5-) Uçakta hızlı bir şekilde basınç düşmesi (yükselme) esnasında solunum yollarında hapis kalan hava genişlemesi durumunda nefes tutulur veya solunum yollarında tümör, spazm gibi bir tıkanma varsa genişleyen hava akciğerleri şişirir ve hava keseciklerinde (alveollerde) yırtılmalara sebep olur, sonuçta buradan kaçan havanın gittiği yere göre gelişen rahatsızlıklar olabilmektedir.

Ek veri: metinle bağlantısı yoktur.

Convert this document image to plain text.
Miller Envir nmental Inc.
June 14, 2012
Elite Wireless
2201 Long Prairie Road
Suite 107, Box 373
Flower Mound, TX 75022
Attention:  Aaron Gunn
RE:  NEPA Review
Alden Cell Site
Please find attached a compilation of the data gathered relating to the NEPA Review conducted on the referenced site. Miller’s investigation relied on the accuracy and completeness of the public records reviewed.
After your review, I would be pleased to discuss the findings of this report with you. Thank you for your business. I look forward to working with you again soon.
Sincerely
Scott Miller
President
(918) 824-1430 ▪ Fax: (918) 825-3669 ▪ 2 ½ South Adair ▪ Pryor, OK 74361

- Spatial Disoriyentasyon (vertigo): Başarılı Havacılık sitelerinden www.tayyareci.com’da yer alan bilgilere göre; Vertigo, vücudun denge sistemlerinden yanlış uyaranlar gelmesi veya doğru uyaranların yanlış algılanmasıyla ortaya çıkan dengesizlik halidir. Spatial Disoriyentasyon,uçucunun dünya yüzeyine göre pozisyonunu, hareketini ve davranışlarını tam ve bilinçli olarak tayin edememesi durumudur. Uçucu Vertigosu ise uçuş esnasında meydana gelen dönme hissi olarak tanımlanabilen bir illüzyondur.
Uçucular dönme hissi olsun olmasın Spatial Disoriyentasyon’un tüm formlarını “uçucu vertigosu” olarak adlandırmaktadırlar. Bu durumlarda;
– Alet uçuşuna geçilir.
– Aletlere itimat edilmesi gerekir.
– Baş sabit tutulur.
– Düz ve ufki uçuşa geçilir.
– Kontrol otomatik pilota veya varsa diğer pilota devredilir.
- Dekompresyon Hastalıkları: Bunlar, deniz seviyesinde iken dokularda ve vücut sıvılarında eriyik halinde olan gazların, süratli yükselişte hava kabarcığı haline geçerek bulundukları bölgeye yaptıkları basıncın etkisiyle oluşan çeşitli hastalıklardır.